It started because I couldn't open the boot. It was slightly ajar, but not much, just enough so you could wiggle it up and down. But it wouldn't click shut, and it wouldn't open either.
Then I tried the key-fob again. Nothing. No little clicky-click, no light-flash. The car was silent. The battery, I knew, was flat.
I unlocked the driver side door with a key and flung my rucksack in the back, realising that I would probably not be going essentials-shopping today. I tried the ignition out of a forlorn hope. The dashboard was blank, and all I could hear was birdsong.
What had happened was that last time I used the car (Saturday, I think) I'd just forgotten to shut the boot properly and the alarm lamp that comes on when you do that had drained the battery, the car being parked outside my house for three days. And in a lockdown, I wasn't exactly sure what you're supposed to do.
So I adopted my classic coping mechanism by going back inside and making a cup of tea. Assam it was, taken with a dash of milk in one of my Scrabble mugs. I had a macaroon with it. I'm nothing if not proactive, me,
An hour or so later, my friend persuaded me (by text) to call the AA. So I did that, and within an hour, James - a very different kind of mechanic to last time - was outside my house, with the bonnet open, telling me about all the flat batteries he's had to deal with this week.

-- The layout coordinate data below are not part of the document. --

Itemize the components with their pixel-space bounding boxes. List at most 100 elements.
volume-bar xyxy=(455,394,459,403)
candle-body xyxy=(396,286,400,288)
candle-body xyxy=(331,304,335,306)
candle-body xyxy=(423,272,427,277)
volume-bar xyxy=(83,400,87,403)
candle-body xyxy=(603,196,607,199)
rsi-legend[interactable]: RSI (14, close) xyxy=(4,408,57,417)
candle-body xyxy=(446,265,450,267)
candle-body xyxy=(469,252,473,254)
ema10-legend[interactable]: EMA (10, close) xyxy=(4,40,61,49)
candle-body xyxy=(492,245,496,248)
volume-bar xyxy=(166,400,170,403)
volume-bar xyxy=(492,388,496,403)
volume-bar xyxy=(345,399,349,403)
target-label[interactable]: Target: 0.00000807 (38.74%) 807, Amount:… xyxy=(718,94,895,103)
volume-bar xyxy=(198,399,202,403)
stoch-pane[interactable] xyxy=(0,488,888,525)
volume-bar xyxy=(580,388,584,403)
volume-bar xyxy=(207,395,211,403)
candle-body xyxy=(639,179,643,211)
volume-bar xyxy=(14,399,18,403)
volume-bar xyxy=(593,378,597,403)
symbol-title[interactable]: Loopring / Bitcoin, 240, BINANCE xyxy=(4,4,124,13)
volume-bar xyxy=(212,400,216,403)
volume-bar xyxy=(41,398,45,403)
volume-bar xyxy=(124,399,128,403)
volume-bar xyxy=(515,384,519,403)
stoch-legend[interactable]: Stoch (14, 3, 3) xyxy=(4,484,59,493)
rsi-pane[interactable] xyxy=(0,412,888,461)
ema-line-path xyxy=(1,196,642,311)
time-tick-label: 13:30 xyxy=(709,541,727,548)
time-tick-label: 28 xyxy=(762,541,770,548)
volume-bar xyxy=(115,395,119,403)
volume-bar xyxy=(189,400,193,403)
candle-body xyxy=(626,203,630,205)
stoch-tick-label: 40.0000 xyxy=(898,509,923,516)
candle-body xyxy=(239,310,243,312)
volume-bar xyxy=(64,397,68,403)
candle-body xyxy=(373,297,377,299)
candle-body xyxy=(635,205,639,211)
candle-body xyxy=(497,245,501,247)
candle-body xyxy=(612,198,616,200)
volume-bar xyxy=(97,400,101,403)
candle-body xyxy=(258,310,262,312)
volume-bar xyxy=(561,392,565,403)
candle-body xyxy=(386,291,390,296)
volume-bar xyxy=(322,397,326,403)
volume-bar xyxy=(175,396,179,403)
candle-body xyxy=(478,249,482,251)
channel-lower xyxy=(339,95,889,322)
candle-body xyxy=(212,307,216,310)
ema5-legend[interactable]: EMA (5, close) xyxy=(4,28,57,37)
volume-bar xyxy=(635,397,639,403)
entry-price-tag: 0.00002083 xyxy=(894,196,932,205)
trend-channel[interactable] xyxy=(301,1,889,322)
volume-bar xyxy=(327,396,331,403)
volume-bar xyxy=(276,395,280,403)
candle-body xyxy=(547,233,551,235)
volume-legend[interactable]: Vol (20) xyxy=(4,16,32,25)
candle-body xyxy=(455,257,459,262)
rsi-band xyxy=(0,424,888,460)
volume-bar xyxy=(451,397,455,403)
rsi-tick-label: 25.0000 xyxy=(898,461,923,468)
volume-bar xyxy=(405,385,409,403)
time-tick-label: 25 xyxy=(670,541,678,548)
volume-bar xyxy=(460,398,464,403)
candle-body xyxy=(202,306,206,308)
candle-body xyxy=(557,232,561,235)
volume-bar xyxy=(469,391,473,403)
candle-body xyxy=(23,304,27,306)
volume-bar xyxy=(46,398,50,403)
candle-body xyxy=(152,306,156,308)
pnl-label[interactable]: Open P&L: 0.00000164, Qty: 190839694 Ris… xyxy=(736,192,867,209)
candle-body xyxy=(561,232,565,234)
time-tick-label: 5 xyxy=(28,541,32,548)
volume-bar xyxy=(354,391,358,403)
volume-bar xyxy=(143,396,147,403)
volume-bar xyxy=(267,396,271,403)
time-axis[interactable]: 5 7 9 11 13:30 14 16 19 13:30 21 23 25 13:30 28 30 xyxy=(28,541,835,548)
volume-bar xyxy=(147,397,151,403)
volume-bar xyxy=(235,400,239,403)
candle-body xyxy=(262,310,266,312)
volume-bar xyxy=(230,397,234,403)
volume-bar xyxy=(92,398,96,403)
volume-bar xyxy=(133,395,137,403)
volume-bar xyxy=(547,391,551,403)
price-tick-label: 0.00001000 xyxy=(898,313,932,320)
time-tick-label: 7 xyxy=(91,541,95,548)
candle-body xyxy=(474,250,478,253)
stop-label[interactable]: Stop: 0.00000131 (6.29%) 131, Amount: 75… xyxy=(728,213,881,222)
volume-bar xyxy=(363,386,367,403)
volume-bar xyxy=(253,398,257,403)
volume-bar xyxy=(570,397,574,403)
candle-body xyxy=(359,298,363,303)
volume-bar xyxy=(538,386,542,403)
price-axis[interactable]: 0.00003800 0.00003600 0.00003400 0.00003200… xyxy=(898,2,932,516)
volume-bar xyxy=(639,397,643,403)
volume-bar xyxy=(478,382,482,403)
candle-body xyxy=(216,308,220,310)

James didn't know that he was an answer to prayer. Neither did I at first, but as those chilly thirty minutes elapsed, I started to realise that I was really enjoying the conversation, even though James and I stayed the regulation two metres apart throughout. He was young, kind of funny and cheerful - the kind of young man who has a very likeable, affable manner - and I did find myself liking his straightforward style.
My prayer has been that I would see a real person every other day during the lockdown - not just a supermarket worker or a jogger in the street; I mean a friendly person to talk to. Last week, God sent two different friends - one waving at me from the park across my neighbour's garden, the other beautifully dropping supplies off at my front door while I leaned out of the window. Those tiny, awesome moments have become the highlights of my days, and this week, I suddenly was in a friendly chat with James, testing the capacitance of my battery on a cold, March afternoon. The miracles continue.
I don't think it's wrong to celebrate small miracles by the way, even when bigger ones are needed. Atheists raise an eyebrow at it - after all, why wouldn't God sweep in and eradicate the virus? Well, that's a much bigger question than I can handle. I don't know, but I do know that one of the things I asked for was to see friendly faces every other day. Why he's answering that is as much a mystery to me as the fact that today he used my flat battery to do it. I'm thankful though.